Josh claimed to have been brought to South Africa from Mozambique by other syndicates in 2000, originally to smuggle drugs and weapons, and was later allegedly recruited by Mabuza as a "cleaner" – a euphemism for an assassin. He stated he had participated in the assassination of driving school owner Mr. Msiza in KwaNdebele, attempted poisoning of political figures such as James Nkambule and Andries Gamede, and was involved in a failed plot to frame Nelspruit mayor Isiah Khoza by planting drugs at his residence.

Most notably, the affidavit detailed a hit squad that carried out the murder of Jimmy Mohlala in January 2009, death which culminated in the wide circulation of Josh's affidavit. Josh named his alleged co-conspirators – Edgar Muzai, Rogers Ndlovu, Ralph Muzenda and Armando Ferreira – and claimed that after the murder, he was paid a deposit of R100,000. He further alleged that the four co-conspirators were later executed at Elandshoek farm, in the presence of Mabuza and Motaung, to eliminate witnesses. It also alleged the assassination of former Govan Mbeki Local Municipality Chief Financial Officer (CFO) Joshua Ntshuhle, who was killed in 2005 before he was scheduled to testify in a corruption trial involving the municipality's marketing manager Sigudla. Ntshuhle's car was allegedly driven to Malawi to create the illusion that he had fled.

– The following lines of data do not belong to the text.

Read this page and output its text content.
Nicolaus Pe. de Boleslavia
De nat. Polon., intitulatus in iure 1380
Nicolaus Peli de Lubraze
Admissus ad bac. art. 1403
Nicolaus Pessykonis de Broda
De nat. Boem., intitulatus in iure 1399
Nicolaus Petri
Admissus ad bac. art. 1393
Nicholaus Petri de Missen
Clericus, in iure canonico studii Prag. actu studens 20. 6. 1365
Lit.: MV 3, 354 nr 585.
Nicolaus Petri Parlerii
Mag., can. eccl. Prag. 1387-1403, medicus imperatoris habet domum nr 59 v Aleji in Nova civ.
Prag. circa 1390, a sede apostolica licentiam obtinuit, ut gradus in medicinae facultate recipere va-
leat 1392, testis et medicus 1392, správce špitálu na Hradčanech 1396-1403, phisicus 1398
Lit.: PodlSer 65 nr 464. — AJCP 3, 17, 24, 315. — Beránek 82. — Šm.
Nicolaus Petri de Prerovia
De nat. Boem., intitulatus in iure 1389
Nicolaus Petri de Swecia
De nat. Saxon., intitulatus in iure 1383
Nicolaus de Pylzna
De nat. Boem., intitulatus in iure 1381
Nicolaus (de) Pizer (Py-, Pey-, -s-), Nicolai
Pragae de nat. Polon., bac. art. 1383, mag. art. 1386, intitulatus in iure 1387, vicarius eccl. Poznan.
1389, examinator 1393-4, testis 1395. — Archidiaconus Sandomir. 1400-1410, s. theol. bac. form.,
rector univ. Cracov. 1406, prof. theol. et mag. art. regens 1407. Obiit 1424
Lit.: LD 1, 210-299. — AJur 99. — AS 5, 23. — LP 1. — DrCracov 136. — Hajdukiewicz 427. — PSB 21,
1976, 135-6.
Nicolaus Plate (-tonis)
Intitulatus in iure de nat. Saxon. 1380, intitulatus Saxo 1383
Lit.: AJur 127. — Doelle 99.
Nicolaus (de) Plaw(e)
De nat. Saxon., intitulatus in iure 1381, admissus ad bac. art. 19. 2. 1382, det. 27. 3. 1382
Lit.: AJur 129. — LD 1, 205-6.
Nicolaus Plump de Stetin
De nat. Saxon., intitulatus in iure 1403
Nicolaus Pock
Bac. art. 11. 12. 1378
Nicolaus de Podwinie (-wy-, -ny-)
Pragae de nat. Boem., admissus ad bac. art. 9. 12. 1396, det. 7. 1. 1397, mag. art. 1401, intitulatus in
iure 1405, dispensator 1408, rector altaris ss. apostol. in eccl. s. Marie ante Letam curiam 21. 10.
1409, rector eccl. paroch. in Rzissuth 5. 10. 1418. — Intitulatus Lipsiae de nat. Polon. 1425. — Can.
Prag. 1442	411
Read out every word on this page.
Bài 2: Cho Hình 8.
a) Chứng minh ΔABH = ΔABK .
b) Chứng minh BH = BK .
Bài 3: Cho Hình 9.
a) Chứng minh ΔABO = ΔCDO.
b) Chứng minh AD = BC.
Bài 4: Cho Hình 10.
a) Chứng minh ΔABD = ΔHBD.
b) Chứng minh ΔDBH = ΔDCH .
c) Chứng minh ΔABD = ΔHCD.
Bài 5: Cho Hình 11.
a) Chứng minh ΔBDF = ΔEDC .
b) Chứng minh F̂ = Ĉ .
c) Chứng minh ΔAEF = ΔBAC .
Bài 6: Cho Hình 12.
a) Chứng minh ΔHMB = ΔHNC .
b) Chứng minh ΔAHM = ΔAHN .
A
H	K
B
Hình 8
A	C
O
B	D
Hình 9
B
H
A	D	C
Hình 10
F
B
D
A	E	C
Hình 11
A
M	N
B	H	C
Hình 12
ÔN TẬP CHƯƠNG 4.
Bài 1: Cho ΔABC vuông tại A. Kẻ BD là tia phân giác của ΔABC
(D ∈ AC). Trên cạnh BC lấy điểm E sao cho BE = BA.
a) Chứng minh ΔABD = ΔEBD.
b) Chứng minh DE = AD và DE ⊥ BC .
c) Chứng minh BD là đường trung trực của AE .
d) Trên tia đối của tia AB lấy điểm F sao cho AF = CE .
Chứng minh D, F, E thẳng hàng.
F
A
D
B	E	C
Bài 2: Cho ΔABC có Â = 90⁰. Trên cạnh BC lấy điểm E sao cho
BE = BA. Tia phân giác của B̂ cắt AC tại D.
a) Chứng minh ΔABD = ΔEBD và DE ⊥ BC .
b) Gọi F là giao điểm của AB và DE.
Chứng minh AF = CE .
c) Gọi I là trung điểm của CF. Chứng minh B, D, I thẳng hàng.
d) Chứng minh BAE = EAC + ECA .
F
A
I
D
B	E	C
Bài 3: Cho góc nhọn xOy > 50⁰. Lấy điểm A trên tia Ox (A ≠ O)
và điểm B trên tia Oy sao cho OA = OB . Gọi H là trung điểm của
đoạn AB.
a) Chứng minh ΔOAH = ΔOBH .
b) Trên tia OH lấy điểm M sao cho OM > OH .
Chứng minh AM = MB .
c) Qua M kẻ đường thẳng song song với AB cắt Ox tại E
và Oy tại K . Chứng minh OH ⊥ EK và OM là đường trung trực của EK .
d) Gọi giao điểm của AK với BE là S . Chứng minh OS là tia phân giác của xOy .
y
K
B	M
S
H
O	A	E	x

===Police response and dispute===
The affidavit triggered a storm of media coverage and public debate. On 8 March 2010, Mpumalanga Provincial Police Commissioner, Thulani Ntobela, confirmed that police had received the affidavit from Nkambule, but emphasized that investigations had failed to locate Josh. "We have been unable to get cooperation from people who claim to know Josh," he said. Police spokesperson Leonard Hlathi added, "We don't have a person called Josh."

The day before, on 7 March 2010, The Sunday Independent reported that Nkambule claimed Josh was unable to meet police because he had to attend his mother's funeral in Mozambique. Nkambule said police agreed to let Josh mourn in peace, but police denied this version. On 25 April 2010, the Sunday Times led another piece on Josh, claiming that Josh had met with a Pretoria High Court judge and seven senior officials at the Nerston border post, where Josh reportedly made a 15-page handwritten confession naming high-profile political and business figures as the masterminds behind the killings. The police arrested Nkambule and charged him with fraud and defeating the ends of justice, on grounds that he had fabricated the affidavit. Soon after Nkambule's arrest, Josh reportedly vanished into Eswatini and was later reported to be someone who had also died.

"We are eagerly awaiting the start of the trial because this man (Nkambule) has made many defamatory allegations against the premier," one of David Mabuza's supporters told journalists outside the Nelspruit Magistrates Court as Nkambule made one of his appearances on 11 July 2010 on fraud charges. "The case will provide answers to a number of mysteries and our premier's good name will be cleared"., Sowetan, 12 July 2010

Nkambule died on 7 October 2010 at his home in Barberton, allegedly from poisoning, becoming the 10th person involved in the Mpumalanga political saga to die under mysterious circumstances.